Jan 24, 2021
                       

Pedestrian Pathways in the Healthy City

Bristol Landmarks for The White Door Design House Ltd – (23rd-24

Bristol has been awarded the title of European Green Capital City for 2015. To mark this prestigious designation, a 12-month programme of events is being put in place, celebrating Bristol’s progress in becoming a sustainable city and highlighting its plans for the future. The vision is ‘for Bristol to become a global leader in sustainable urban living – a global exemplar for happy healthy cities’.

One major event is the 52nd International Making Cities Livable Conference (June 29th-3rd July 2015) where the University of Bristol’s Institute for Advanced Studies, Elizabeth Blackwell Institute for Health Research, Cabot Institute and Future Cities Collaboratory will be coordinating the session on Pedestrian Paths in the Healthy City.

This proposal aims to bring key academics from across the WUN to take part in this international conference and in a following symposium at the University of Bristol to explore the practice of walking as an aspect of the liveable city.

Walking will be explored from both a qualitative and quantitative perspective, and new research projects will be hosted by the University of Bristol’s Future Cities Collaboratory, a collaborative research framework for the University to work with external partners around the issues of future cities and communities, with Bristol as a potential test bed.
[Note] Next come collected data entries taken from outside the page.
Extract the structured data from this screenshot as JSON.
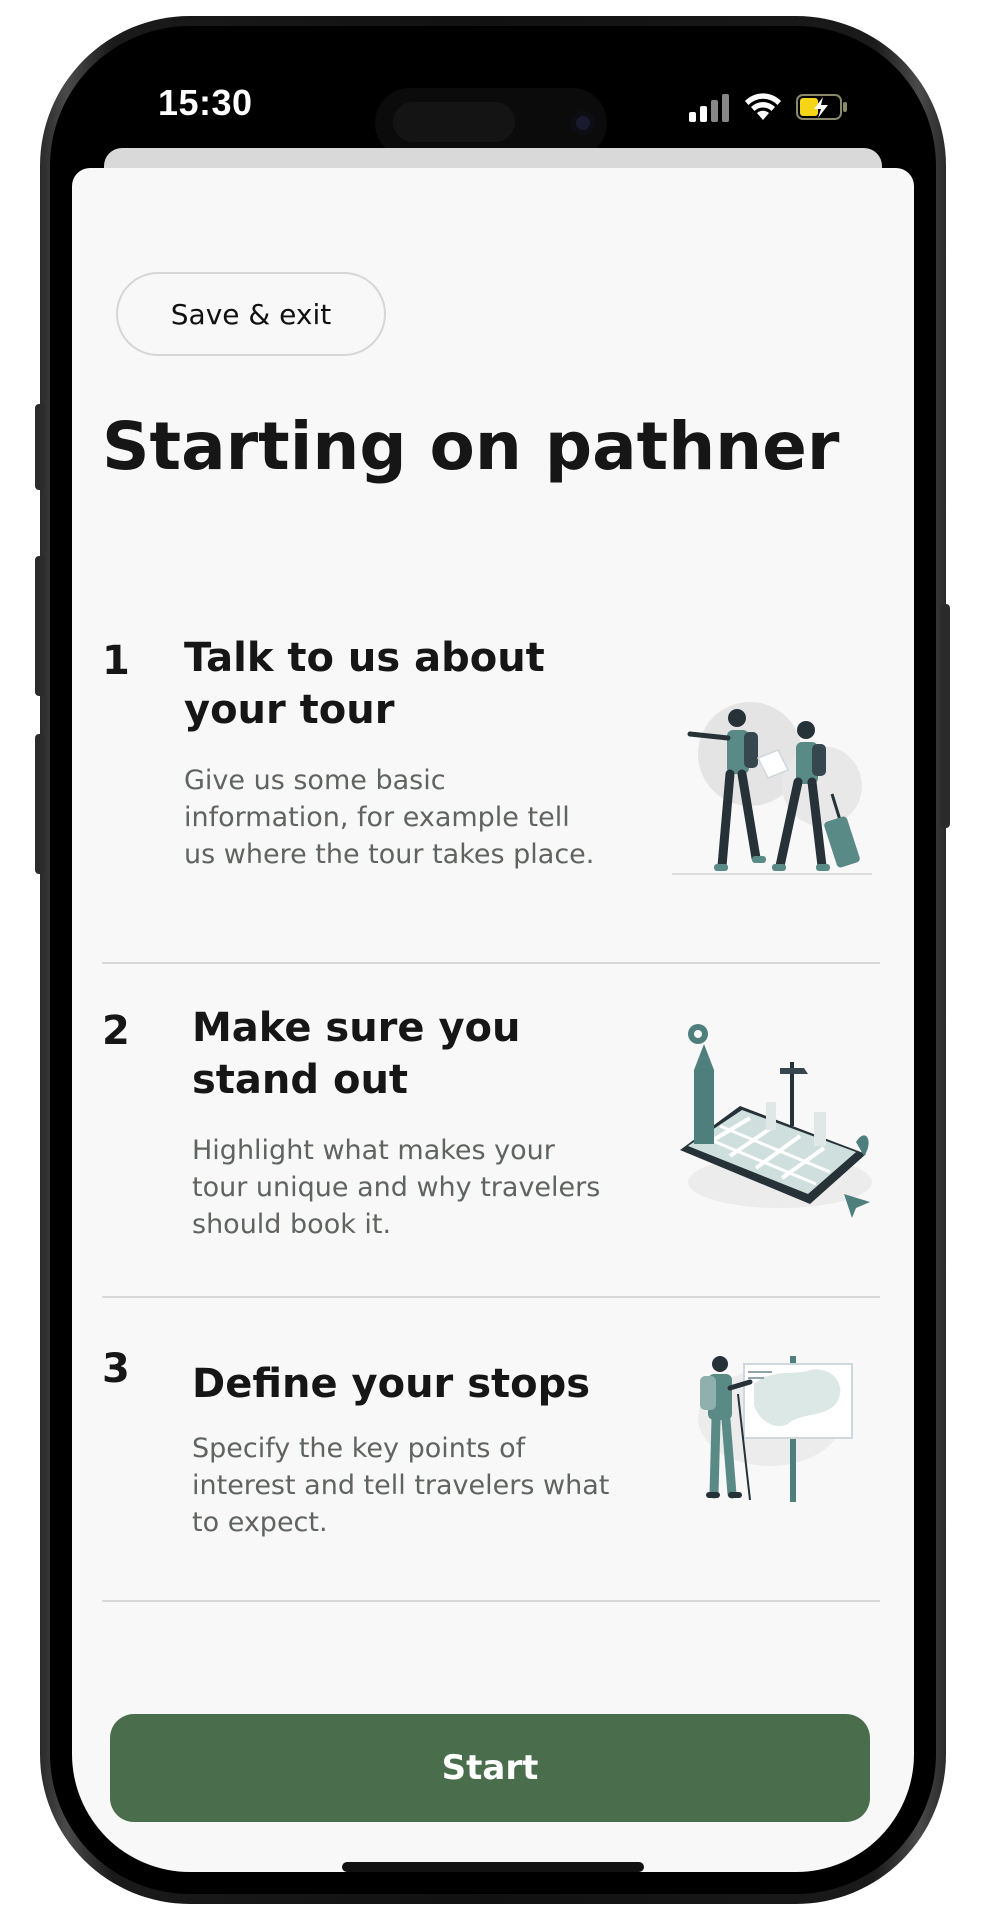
{
  "status_bar": {
    "time": "15:30"
  },
  "header": {
    "save_exit_label": "Save & exit"
  },
  "page": {
    "title": "Starting on pathner"
  },
  "steps": [
    {
      "number": "1",
      "title_line1": "Talk to us about",
      "title_line2": "your tour",
      "description": "Give us some basic information, for example tell us where the tour takes place.",
      "illustration": "travelers-with-map-illustration"
    },
    {
      "number": "2",
      "title_line1": "Make sure you",
      "title_line2": "stand out",
      "description": "Highlight what makes your tour unique and why travelers should book it.",
      "illustration": "city-map-tablet-illustration"
    },
    {
      "number": "3",
      "title_line1": "Define your stops",
      "title_line2": "",
      "description": "Specify the key points of interest and tell travelers what to expect.",
      "illustration": "hiker-at-map-board-illustration"
    }
  ],
  "footer": {
    "start_label": "Start"
  },
  "colors": {
    "accent": "#4a6d4c",
    "illustration_teal": "#4f7f7c",
    "illustration_dark": "#263238",
    "background": "#f8f8f8"
  }
}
The research will respond to and reflect on the development of an app that can be employed as a source of research data about the ways in which walking through a city is altered, enhanced, encouraged and deliberately or subliminally directed by representations of its history. The app will produce data about users’ pathways through the environment, their choices, preferences and explorations, and offer insight therefore into the interaction between a guided path and the behaviour of individuals. Analysis of the data will indicate the choices people make in their adoption of a cultural route through the city.